A brief history of composites
...from Genghis Khan all the way to Mars
Picture the scene. It’s the year 1211 and you’re a foot soldier in the Jin army, facing the onslaught of the mighty war leader Genghis Khan and his Mongolian horde. As Khan’s mounted cavalry approach in the distance, arrows rain down on you and your comrades. How can those arrows fly so far, from bows small enough to be carried by an archer on horseback? There’s almost no time to be baffled...

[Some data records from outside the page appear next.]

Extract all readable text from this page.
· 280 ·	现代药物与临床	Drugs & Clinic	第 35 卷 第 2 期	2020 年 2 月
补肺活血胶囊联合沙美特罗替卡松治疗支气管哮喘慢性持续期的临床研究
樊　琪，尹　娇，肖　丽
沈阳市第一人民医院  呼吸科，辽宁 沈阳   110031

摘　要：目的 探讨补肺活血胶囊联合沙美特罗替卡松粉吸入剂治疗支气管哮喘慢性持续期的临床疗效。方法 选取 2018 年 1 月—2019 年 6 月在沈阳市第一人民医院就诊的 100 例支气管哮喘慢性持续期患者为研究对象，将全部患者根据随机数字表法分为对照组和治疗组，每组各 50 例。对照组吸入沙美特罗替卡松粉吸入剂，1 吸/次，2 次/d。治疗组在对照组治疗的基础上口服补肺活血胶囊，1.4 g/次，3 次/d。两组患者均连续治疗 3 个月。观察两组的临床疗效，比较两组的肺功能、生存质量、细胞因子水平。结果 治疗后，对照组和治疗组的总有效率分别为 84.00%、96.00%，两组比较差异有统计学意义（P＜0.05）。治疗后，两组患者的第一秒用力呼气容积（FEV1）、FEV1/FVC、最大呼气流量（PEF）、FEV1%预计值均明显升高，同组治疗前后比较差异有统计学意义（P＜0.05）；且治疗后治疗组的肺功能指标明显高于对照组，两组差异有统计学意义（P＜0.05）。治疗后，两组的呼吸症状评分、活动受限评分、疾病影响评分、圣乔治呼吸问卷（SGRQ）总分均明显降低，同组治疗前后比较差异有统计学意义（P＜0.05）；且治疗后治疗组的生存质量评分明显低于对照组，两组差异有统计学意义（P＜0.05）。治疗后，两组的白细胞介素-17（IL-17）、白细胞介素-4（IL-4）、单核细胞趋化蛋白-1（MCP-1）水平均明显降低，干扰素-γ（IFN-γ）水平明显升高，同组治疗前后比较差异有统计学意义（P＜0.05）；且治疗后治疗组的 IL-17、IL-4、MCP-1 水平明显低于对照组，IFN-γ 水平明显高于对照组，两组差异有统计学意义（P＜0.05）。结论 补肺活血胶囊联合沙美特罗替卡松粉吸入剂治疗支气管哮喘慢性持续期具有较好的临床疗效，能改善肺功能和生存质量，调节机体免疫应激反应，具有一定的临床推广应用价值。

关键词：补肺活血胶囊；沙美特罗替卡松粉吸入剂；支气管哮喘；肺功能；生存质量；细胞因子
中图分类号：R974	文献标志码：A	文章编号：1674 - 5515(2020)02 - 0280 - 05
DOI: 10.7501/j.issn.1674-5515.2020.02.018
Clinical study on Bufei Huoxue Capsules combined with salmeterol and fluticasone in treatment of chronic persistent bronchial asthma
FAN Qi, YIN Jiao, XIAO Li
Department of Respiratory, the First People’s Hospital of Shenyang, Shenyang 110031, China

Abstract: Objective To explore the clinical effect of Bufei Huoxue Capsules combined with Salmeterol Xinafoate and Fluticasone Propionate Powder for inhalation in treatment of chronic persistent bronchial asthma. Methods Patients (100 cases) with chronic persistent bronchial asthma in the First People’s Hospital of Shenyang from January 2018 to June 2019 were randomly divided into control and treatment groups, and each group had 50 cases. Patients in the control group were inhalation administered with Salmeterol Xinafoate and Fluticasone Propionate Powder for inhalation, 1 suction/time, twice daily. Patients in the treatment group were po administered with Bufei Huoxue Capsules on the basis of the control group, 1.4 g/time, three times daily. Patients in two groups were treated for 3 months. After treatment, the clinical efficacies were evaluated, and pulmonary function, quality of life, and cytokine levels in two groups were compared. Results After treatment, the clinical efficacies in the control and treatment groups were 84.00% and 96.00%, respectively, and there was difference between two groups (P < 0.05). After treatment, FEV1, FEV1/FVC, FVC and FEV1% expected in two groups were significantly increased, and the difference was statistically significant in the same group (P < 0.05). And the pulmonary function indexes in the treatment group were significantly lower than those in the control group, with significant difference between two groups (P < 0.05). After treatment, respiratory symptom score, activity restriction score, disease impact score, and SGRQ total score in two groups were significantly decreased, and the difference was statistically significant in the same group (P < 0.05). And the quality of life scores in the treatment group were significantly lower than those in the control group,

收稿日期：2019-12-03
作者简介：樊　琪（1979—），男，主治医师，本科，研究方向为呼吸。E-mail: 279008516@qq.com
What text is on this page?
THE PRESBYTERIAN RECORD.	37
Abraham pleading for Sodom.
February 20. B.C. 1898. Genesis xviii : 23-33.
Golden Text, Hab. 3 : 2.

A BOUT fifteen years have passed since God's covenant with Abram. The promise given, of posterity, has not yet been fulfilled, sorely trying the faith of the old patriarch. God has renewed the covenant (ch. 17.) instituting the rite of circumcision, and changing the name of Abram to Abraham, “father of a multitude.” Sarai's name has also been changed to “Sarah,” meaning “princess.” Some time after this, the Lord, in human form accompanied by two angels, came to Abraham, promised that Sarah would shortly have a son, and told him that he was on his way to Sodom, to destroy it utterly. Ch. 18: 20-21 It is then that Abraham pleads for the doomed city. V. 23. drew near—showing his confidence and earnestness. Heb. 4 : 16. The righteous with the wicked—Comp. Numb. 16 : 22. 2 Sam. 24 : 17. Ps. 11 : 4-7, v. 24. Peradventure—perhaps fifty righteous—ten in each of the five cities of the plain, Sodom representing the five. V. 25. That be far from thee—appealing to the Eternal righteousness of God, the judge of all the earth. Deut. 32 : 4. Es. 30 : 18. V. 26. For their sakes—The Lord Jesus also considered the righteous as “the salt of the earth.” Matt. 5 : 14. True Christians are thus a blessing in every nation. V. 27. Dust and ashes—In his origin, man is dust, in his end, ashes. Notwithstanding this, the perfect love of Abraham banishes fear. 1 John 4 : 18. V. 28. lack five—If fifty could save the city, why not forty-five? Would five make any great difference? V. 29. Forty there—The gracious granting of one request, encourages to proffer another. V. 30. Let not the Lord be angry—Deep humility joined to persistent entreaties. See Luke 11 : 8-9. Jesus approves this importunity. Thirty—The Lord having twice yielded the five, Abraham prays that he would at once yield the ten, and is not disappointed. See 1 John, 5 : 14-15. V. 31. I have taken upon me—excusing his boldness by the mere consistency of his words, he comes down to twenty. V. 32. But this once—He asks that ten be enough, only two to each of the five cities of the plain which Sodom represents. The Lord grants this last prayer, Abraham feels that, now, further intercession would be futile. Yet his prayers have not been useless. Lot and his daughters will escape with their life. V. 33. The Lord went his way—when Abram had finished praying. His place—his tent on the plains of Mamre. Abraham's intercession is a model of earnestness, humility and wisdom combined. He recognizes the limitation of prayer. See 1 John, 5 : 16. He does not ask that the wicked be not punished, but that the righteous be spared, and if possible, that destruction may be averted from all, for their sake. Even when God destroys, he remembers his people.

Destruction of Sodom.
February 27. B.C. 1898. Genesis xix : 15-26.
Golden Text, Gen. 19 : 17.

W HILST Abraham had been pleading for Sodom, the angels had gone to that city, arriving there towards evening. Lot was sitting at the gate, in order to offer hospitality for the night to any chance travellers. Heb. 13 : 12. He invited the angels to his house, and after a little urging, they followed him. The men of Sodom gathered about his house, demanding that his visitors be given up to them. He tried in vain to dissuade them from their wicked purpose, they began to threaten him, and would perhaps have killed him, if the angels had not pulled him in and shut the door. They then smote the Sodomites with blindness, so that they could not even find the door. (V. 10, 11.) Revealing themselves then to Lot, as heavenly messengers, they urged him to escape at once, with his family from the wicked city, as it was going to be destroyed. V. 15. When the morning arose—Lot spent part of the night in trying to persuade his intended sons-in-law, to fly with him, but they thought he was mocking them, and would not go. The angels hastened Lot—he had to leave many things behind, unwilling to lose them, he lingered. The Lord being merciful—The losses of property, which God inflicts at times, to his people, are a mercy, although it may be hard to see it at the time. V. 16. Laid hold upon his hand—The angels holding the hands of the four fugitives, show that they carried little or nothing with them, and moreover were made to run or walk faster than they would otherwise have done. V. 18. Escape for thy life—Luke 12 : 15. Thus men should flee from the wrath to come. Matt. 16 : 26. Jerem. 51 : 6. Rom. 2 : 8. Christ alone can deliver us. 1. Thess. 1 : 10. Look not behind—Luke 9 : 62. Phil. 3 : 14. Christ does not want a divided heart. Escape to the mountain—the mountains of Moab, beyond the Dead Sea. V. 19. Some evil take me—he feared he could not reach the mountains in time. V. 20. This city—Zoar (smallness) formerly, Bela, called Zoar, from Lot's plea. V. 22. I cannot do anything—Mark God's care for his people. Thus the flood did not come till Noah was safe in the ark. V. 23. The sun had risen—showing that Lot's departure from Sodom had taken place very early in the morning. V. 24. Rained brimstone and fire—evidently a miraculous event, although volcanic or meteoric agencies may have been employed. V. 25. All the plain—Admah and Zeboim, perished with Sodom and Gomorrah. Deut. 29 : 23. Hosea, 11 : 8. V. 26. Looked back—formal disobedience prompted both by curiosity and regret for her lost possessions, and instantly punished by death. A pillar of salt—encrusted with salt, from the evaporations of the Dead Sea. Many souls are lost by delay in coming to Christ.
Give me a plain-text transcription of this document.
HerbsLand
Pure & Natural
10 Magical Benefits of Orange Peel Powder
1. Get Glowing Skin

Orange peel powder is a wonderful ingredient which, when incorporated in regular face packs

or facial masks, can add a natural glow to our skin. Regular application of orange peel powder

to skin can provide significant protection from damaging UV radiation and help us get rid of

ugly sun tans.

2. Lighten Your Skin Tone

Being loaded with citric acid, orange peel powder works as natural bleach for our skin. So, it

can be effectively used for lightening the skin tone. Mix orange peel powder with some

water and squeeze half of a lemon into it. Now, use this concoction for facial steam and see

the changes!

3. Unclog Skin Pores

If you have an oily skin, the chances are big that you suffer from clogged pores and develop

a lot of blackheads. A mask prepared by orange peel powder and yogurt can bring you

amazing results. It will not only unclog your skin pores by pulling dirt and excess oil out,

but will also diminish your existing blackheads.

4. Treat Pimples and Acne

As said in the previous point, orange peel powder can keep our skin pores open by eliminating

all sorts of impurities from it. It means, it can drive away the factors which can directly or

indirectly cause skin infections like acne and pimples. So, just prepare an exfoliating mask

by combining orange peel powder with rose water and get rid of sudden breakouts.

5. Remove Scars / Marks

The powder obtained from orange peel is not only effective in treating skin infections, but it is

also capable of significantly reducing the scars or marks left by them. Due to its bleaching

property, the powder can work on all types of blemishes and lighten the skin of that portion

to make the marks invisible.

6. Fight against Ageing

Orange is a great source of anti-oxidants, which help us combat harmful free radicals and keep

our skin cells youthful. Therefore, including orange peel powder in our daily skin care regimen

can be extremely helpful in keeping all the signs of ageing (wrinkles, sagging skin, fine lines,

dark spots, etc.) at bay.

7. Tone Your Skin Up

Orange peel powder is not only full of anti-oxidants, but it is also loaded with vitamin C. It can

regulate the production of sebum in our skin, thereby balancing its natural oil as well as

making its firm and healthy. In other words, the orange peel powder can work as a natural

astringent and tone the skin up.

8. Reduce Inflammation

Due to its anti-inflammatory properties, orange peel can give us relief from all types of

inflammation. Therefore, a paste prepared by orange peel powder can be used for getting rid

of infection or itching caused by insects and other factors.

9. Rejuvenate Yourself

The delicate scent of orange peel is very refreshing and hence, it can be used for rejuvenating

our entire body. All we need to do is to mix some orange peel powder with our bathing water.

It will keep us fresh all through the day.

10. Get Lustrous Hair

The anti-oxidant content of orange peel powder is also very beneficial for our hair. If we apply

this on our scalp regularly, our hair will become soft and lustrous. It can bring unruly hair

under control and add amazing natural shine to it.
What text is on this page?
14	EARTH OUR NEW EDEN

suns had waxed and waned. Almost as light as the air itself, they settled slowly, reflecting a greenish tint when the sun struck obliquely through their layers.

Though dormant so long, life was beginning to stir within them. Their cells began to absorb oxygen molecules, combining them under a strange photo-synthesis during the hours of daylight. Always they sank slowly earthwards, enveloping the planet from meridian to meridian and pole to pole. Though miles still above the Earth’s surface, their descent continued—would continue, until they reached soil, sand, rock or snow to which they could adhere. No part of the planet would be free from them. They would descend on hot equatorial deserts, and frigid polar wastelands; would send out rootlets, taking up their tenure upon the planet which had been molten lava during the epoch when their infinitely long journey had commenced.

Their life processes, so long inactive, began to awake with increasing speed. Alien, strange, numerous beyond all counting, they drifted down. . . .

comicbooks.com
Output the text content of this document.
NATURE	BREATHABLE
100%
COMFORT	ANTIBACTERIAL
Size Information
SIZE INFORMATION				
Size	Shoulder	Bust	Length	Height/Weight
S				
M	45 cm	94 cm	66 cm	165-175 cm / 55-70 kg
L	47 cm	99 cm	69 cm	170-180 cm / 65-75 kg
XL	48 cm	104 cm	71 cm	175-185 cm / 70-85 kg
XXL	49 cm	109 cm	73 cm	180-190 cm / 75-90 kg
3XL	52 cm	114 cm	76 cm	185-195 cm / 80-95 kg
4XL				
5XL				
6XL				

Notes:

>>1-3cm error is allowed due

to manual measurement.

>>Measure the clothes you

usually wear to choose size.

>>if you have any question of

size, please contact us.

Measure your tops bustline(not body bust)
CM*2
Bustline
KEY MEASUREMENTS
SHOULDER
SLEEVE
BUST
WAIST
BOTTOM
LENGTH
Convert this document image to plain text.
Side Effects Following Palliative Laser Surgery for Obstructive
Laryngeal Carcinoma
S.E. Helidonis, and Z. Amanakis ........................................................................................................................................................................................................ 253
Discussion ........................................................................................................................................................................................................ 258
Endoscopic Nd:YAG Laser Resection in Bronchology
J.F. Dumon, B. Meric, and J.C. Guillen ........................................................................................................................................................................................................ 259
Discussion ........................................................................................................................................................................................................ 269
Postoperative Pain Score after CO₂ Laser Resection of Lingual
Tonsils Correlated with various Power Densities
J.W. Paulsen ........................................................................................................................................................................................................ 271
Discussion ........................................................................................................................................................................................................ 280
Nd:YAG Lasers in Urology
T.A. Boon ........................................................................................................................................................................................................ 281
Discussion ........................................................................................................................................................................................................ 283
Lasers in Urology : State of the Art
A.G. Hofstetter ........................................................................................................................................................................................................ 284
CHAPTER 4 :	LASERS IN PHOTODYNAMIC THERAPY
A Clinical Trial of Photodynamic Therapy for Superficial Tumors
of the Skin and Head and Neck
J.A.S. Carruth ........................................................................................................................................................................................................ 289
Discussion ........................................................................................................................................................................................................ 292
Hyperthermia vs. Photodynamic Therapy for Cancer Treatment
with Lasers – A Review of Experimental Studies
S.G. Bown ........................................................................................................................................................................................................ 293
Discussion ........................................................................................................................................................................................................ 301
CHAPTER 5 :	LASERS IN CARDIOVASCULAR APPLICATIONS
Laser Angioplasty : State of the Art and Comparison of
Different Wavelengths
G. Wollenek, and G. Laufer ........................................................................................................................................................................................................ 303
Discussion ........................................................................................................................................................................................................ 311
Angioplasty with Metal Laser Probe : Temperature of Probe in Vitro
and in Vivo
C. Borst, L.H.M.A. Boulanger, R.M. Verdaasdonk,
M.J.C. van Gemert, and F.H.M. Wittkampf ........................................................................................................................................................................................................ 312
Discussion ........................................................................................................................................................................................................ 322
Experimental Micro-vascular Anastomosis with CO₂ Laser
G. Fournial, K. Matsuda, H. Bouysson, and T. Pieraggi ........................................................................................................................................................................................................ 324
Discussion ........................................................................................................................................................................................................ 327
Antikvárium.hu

The answer is composites - and while Genghis can’t claim credit for having invented the composite bow (the classical Greeks and Romans both used them), his Mongol bows were smaller, lighter and more convenient on horseback. Formed from a bamboo core and faced with animal horn on the belly, a layer of sinew on the back provides flexibility and tensile strength, delivering greater power and range in battle.
Let’s go back in time and start with the basics. A composite is produced when two or more separate materials are combined to create a new material with more advanced properties than the original components. Think 2+2=5.
As is common with some of mankind’s most important manufacturing advances, nature got there first. From trees and bamboo to the humble cornstalk, many of nature’s key structural elements are composites, with fibres bound together side by side.
Fast forward a few billion years and early builders found that dried mud bricks known as ‘cob’ could bear heavier loads – and stay intact for longer – if they were reinforced with dried grass or straw, much like modern-day reinforced concrete (another composite) which relies on steel rods for its strength and rigidity. Today, concrete is one of the most mass-produced commodities on earth.
The story of industrial composites is, in part, the story of the industrial revolution. British engineer Samuel Bentham’s 1797 patent for wood laminate – laminating layers of veneer with glue to form a thicker piece – produced an early version of industrial plywood, in a process developed further still by Immanuel Nobel, father of Alfred Nobel. By 1928, standardised plywood sheeting was in use as a general building material. Composites had become a commodity item.
Fast forward a century from Bentham, to the start of the 20th century, and interest in synthetic resins, and the polymers which made them possible, was firmly taking root among experimental chemists. Bakelite, the first Fibre Reinforced Plastic (FRP), was invented in 1907 by Belgian-American chemist Leo Baekeland – and launched two years later, bringing to life the hard, mouldable material long dreamed of by manufacturers.
Bakelite’s properties of durability, insulation and heat resistance made it the darling of the emerging electrical industry, and the radios and telephones of the early consumer era all took its form. The age of plastics had been born.
Bakelite proved amazingly versatile. One of its most interesting applications was the production of phenolic sheets – hard laminated plastic made by applying heat and pressure to layers of paper or glass cloth impregnated with resin. Although the materials have improved markedly since then, this process is the basis of much of the composite production we know today, with added robots.
Just a few decades later, in the early 1930s, US engineer Games Slayter perfected the process for mass producing what he called ‘glass wool’ at Owens-Corning in Ohio. Marketed under the trade name of Fiberglas, it would help accelerate the evolution of industrial composites by providing an ideal way to strengthen and shape the new generation of synthetic polymers coming on to the market.
Glass fibre and polymers were to prove the perfect match – the essential elements in the versatile FRPs that today form everything from skyscraper cladding to kayaks and wind turbine blades.
After some limited application in the technology pioneered to fight World War Two, composites took on new, more innovative shapes in the burgeoning consumer sector of the 1950s and 60s. Over time, boat hulls, racings cars, bikes and sports equipment (from helmets and gliders to surf boards) all swapped old-fashioned wood and metal for the new-fangled composite structures.
Today’s space age composites offer possibilities limited only by the imagination. Strong, light, fireproof, antibacterial materials are perfect for use in orbit and beyond, perhaps on future manned missions to Mars - or in laboratories at the cutting edge of scientific research. Flexible moulded shapes are set to revolutionise architecture and construction, as the built environment evolves around us and building design becomes more fluid, inside and out.
Meanwhile, advanced composites will form the exterior shells of a new generation of high speed trains, as sleek new designs propelled by maglev technology make 300mph journeys a reality. Composite engineering is already transforming aviation to deliver lighter, stronger airframes and wings that will deliver ever greater fuel economy over longer distances – and consign the challenge of metal fatigue to aviation history.
In fact, for composites, the story is only beginning. Where will they take us tomorrow?
A Mongolian bow of the type used by Genghis Khan’s armies had a range of around 500 metres.
Engineer Leo Baekeland was a serial innovator. As well as inventing Bakelite, he pioneered Velox photographic paper, which he later sold to Eastman Kodak.